La condivisione delle informazioni delle app può compromettere la privacy - centinaia di volte

Sebbene molti utenti di smartphone capiscano che le app gratuite a volte condividono informazioni private con terze parti, pochi sono consapevoli della frequenza con cui ciò si verifica.

In un nuovo studio, i ricercatori della Carnegie Mellon University hanno scoperto che quando le persone apprendono esattamente quante volte queste app condividono tali informazioni, agiscono rapidamente per limitare l'ulteriore condivisione.

Concettualmente, il software di gestione delle autorizzazioni delle applicazioni offre alle persone il controllo su quali informazioni sensibili possono accedere alle loro app.

Nello studio, i ricercatori hanno valutato i vantaggi dell'app fornendo a 23 utenti di smartphone un messaggio quotidiano, o "spinta alla privacy", dicendo loro quante volte sono state condivise informazioni come posizione, elenchi di contatti o registri delle telefonate.

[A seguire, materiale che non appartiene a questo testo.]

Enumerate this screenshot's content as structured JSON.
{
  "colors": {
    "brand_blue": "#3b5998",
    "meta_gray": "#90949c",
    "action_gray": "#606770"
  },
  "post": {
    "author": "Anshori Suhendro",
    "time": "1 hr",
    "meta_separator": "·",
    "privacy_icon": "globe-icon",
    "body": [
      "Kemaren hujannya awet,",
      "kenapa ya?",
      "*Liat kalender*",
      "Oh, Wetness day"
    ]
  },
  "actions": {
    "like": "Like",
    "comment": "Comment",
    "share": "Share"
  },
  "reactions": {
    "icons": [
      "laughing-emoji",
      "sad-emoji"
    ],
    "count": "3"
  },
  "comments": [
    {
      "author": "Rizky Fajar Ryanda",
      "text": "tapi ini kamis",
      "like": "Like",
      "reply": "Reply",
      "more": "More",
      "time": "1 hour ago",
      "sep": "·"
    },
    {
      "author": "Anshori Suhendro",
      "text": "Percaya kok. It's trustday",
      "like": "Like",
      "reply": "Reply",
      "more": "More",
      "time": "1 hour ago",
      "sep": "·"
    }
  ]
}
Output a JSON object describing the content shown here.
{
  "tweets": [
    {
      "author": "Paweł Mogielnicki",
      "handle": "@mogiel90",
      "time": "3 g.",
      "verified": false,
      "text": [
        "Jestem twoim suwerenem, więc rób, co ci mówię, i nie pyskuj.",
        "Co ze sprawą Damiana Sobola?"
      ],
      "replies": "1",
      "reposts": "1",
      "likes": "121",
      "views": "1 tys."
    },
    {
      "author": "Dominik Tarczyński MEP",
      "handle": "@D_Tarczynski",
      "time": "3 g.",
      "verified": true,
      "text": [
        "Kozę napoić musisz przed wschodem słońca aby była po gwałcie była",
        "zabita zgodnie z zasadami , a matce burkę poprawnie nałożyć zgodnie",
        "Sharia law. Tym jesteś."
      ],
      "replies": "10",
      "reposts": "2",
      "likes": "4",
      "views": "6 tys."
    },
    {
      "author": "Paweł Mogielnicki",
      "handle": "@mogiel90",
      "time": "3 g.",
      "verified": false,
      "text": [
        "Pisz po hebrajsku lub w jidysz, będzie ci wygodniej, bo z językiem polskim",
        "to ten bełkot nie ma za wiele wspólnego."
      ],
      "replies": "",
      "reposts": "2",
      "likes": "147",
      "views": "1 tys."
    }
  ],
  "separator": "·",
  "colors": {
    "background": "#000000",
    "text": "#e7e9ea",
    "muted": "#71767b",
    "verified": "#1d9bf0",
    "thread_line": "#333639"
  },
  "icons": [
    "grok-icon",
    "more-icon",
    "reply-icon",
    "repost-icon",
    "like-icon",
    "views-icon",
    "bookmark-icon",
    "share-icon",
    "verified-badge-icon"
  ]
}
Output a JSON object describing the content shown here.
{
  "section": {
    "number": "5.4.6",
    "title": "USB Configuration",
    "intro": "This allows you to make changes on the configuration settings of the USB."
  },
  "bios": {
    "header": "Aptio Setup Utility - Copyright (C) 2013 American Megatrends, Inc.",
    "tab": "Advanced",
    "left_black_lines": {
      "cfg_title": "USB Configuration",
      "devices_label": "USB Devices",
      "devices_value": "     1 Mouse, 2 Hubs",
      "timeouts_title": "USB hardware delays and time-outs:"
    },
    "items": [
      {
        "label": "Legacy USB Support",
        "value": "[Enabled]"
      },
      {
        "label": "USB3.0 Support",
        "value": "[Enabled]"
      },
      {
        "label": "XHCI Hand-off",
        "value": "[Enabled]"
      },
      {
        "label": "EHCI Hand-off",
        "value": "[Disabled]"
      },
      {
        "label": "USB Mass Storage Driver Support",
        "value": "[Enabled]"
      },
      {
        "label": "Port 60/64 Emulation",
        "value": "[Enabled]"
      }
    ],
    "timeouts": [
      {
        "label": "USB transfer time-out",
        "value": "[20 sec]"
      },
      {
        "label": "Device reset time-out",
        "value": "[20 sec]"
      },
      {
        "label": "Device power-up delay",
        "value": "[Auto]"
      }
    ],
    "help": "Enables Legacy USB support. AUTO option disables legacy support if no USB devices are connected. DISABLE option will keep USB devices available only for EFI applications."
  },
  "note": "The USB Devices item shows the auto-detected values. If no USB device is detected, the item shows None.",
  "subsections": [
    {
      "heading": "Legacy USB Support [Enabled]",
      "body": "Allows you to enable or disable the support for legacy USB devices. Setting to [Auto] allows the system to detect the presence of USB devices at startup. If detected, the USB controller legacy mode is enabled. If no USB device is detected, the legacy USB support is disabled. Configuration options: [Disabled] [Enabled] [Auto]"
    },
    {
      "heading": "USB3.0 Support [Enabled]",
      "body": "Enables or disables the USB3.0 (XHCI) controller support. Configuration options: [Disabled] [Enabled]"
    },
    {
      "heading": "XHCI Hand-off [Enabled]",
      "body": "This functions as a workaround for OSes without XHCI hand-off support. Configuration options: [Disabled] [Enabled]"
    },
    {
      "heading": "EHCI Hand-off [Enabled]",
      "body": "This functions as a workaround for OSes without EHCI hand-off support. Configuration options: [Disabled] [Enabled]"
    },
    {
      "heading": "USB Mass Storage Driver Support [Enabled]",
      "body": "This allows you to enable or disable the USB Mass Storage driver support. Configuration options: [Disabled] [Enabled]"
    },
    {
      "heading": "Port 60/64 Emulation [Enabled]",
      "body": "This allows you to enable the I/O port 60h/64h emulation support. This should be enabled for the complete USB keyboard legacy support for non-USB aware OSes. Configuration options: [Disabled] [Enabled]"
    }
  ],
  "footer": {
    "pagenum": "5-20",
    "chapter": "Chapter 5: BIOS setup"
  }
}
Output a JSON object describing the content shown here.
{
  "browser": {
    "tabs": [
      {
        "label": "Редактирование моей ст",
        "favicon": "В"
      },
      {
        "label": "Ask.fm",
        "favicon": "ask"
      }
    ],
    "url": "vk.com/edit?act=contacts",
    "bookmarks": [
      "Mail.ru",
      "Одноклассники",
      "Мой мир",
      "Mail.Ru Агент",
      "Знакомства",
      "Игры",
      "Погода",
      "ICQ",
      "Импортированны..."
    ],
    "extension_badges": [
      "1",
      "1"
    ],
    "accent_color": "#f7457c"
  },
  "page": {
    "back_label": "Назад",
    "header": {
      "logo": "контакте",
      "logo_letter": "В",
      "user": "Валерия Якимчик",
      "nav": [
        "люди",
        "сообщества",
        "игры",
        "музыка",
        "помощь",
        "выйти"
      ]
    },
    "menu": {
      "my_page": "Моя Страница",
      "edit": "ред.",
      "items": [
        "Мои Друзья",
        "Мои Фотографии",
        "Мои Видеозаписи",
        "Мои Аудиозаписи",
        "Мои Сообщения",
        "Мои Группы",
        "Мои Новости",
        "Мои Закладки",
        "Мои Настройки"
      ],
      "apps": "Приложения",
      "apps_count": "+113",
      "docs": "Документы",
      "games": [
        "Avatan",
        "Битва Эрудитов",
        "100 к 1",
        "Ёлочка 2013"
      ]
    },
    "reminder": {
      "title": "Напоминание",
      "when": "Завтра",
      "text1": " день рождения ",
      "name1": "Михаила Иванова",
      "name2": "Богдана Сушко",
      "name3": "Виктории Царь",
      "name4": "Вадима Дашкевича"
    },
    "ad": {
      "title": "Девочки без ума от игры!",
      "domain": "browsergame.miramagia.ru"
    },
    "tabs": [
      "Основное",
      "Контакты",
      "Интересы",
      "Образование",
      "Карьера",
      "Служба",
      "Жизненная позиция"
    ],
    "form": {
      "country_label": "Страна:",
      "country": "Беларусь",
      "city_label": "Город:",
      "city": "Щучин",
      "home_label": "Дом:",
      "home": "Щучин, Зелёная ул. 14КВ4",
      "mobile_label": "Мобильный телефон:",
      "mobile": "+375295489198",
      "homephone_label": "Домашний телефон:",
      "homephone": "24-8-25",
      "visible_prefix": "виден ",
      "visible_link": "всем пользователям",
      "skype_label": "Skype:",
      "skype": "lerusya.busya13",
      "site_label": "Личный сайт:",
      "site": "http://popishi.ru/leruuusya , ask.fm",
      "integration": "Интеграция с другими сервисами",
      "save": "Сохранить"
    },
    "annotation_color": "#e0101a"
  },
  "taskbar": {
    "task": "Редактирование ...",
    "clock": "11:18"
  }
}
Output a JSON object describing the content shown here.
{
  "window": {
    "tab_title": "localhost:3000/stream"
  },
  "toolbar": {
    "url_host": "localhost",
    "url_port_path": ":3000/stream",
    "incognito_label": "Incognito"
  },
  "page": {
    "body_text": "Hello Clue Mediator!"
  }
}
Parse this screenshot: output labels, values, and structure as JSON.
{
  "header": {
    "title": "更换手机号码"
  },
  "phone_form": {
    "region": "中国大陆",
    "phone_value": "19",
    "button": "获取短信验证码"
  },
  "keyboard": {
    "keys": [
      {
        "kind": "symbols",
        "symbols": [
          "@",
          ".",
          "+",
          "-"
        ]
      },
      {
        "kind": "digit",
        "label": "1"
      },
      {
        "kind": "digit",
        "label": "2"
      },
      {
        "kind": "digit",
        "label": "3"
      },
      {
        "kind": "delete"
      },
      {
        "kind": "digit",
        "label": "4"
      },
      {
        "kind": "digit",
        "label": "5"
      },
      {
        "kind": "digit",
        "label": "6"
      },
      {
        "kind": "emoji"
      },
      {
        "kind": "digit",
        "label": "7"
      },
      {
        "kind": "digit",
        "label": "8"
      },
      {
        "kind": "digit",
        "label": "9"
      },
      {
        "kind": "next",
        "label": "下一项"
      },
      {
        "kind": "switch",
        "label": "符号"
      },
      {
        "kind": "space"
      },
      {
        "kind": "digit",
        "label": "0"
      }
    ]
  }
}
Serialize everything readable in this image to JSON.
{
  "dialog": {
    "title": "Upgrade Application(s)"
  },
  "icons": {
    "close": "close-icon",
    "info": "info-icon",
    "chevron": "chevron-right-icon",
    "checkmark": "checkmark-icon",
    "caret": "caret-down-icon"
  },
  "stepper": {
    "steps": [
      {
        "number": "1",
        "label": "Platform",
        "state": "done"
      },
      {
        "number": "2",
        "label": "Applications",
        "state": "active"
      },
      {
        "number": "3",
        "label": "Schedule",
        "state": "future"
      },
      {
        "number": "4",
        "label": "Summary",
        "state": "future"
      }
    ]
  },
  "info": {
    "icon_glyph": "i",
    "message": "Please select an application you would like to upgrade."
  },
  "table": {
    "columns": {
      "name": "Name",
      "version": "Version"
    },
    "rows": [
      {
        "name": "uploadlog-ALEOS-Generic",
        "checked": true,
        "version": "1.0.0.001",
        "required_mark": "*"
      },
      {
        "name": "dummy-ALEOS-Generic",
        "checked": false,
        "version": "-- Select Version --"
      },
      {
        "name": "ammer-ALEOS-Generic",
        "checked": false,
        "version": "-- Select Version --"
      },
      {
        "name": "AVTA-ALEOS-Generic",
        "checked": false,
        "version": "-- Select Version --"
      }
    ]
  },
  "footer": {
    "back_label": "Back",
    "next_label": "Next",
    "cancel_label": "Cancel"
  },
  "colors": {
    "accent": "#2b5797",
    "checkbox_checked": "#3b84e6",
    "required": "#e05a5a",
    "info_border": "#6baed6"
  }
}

Alcune spinte erano allarmanti. Un esempio notevole: "La tua posizione è stata condivisa 5.398 volte con Facebook, Groupon, GO Launcher EX e altre sette app negli ultimi 14 giorni".

Nelle interviste, i soggetti della ricerca hanno ripetutamente affermato che la frequenza di accesso alle loro informazioni personali li ha colti di sorpresa.

"4.182 (volte) - mi prendi in giro?" ha chiesto un partecipante. "Mi sono sentito come se fossi seguito dal mio telefono. Faceva paura. Quel numero è troppo alto. "

La risposta di un altro partecipante: "Il numero (356 volte) è stato enorme, inaspettato."

"La stragrande maggioranza delle persone non ha idea di cosa stia succedendo", ha affermato il dott. Norman Sadeh, professore presso l'Istituto di ricerca sul software della School of Computer Science.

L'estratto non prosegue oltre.